The cause of this falling out was Cattaneo’s dispute with the Italian government over TIM’s rural fibre deployment.

The government had launched tenders aimed to subsidise rollouts in unprofitable, so-called ‘white’ areas of the country, which were identified via a consultation in which TIM participated.

TIM signed up to the first of three tenders, but then withdrew, opting instead to invest in its own networks. This change of course angered the government, because its tenders are supposed to pay for networks in parts of the country where there is no competing infrastructure. It subsequently launched an antitrust probe to ascertain whether TIM abused its dominant position.

It also put Cattaneo on a collision course with Vivendi, which reportedly urged him to soften his approach to dealing with the government.

Vivendi is currently having a dispute of its own with the government over its stakes in both TIM and Italian broadcaster Mediaset – in which it holds 28.8% – and allegedly wants to avoid further antagonising the government.

Under Italy’s media plurality law, no single company is allowed to wield significant influence over both a telco and a media company. Telco regulator AGCOM has ordered Vivendi to reduce its holding in either TIM or Mediaset; Vivendi has appealed the ruling.

According to local press reports, the final straw seems to have been Cattaneo’s opposition to Vivendi’s alleged plan to appoint Amos Genish as managing director to work alongside him.

Genish joined Vivendi in January as its chief convergence officer. Before that he was CEO of Telefonica Brasil.

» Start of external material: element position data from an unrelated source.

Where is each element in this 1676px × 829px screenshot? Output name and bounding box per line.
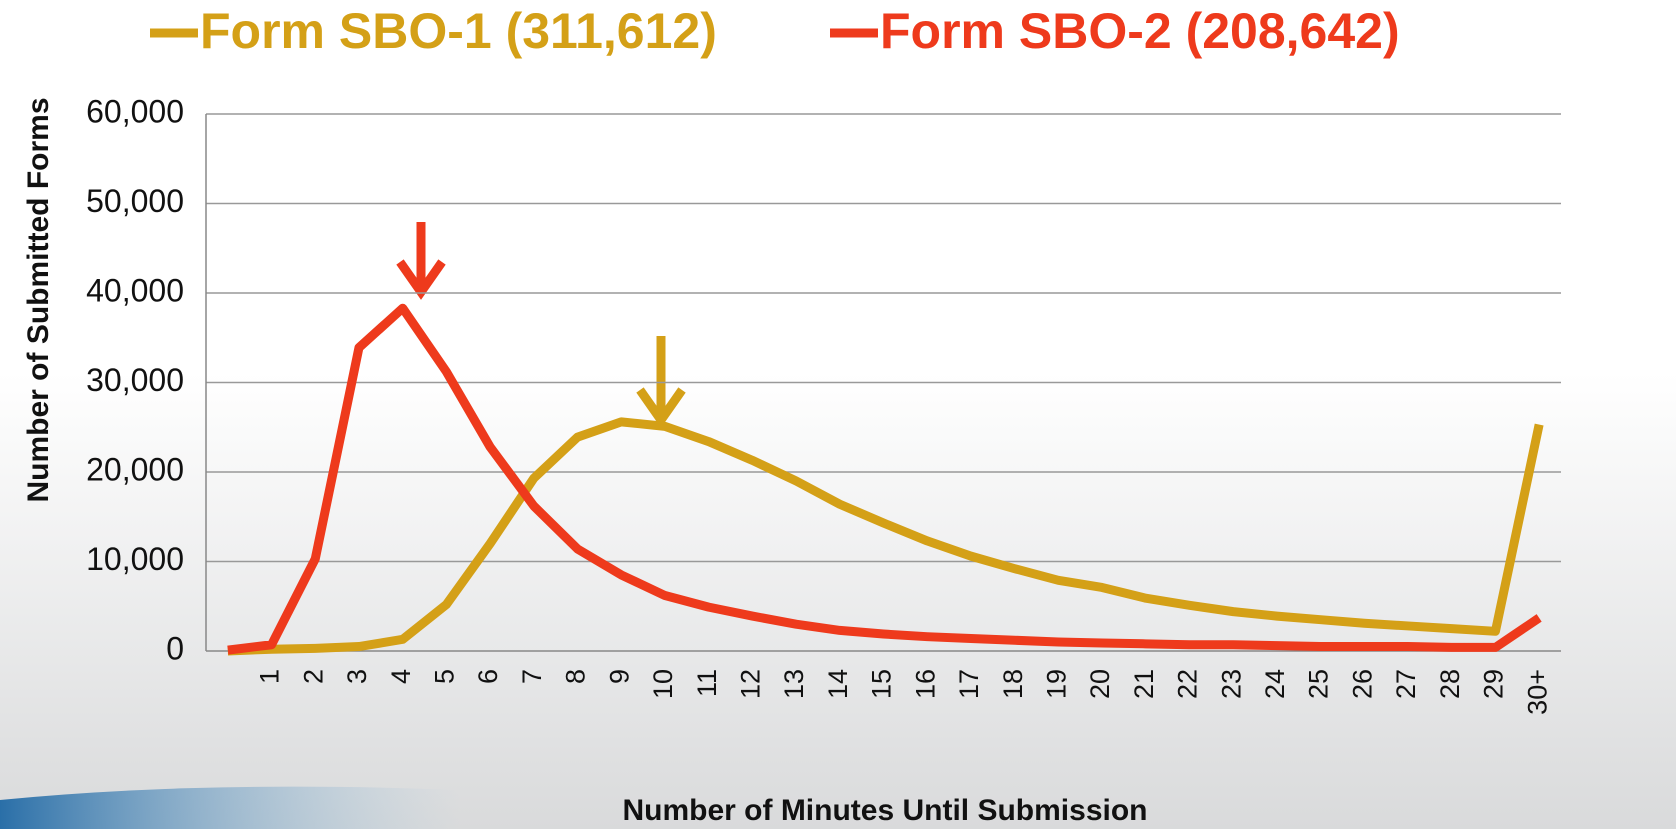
y-axis-label: Number of Submitted Forms: [22, 97, 55, 502]
x-tick-label: 23: [1216, 669, 1246, 699]
x-tick-label: 26: [1347, 669, 1377, 699]
y-tick-label: 30,000: [86, 362, 184, 398]
x-tick-label: 1: [255, 669, 285, 684]
x-tick-label: 10: [648, 669, 678, 699]
arrows: [396, 222, 686, 428]
x-tick-label: 18: [998, 669, 1028, 699]
x-tick-label: 21: [1129, 669, 1159, 699]
x-tick-label: 16: [910, 669, 940, 699]
x-tick-label: 20: [1085, 669, 1115, 699]
y-tick-label: 40,000: [86, 272, 184, 308]
x-tick-label: 3: [342, 669, 372, 684]
x-tick-label: 17: [954, 669, 984, 699]
line: [227, 303, 1542, 655]
x-tick-label: 24: [1260, 669, 1290, 699]
x-tick-label: 7: [517, 669, 547, 684]
x-tick-label: 4: [386, 669, 416, 684]
decoration: [0, 786, 460, 829]
line: [227, 417, 1544, 656]
x-tick-label: 9: [604, 669, 634, 684]
x-tick-label: 5: [430, 669, 460, 684]
x-axis-label: Number of Minutes Until Submission: [622, 794, 1147, 827]
x-tick-label: 30+: [1522, 669, 1552, 715]
y-tick-label: 60,000: [86, 93, 184, 129]
x-tick-label: 15: [867, 669, 897, 699]
x-tick-label: 2: [298, 669, 328, 684]
x-tick-label: 6: [473, 669, 503, 684]
x-tick-label: 14: [823, 669, 853, 699]
y-tick-label: 50,000: [86, 183, 184, 219]
y-tick-label: 0: [166, 630, 184, 666]
x-tick-label: 19: [1041, 669, 1071, 699]
x-tick-label: 28: [1435, 669, 1465, 699]
x-tick-label: 8: [561, 669, 591, 684]
x-tick-label: 12: [735, 669, 765, 699]
x-tick-label: 25: [1304, 669, 1334, 699]
x-tick-label: 27: [1391, 669, 1421, 699]
y-tick-label: 20,000: [86, 451, 184, 487]
y-tick-label: 10,000: [86, 541, 184, 577]
x-tick-label: 11: [692, 669, 722, 697]
x-tick-label: 29: [1479, 669, 1509, 699]
x-tick-label: 22: [1173, 669, 1203, 699]
legend-label: Form SBO-1 (311,612): [200, 3, 717, 59]
legend-label: Form SBO-2 (208,642): [880, 3, 1400, 59]
x-tick-label: 13: [779, 669, 809, 699]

TIM did not name a successor to Cattaneo; however, reports over the weekend claimed that his responsibilities will be split between Genish; Vivendi CEO and TIM chairman Arnaud de Puyfontaine; and deputy TIM chairman Giuseppe Recchi.

For leaving early, Cattaneo will not receive the full €40 million special award he was offered on his arrival. Instead, he will receive €22.9 million of that sum, plus a further €2.1 million provided he does not join a direct competitor to TIM in Italy or Brazil, or solicit offers from them.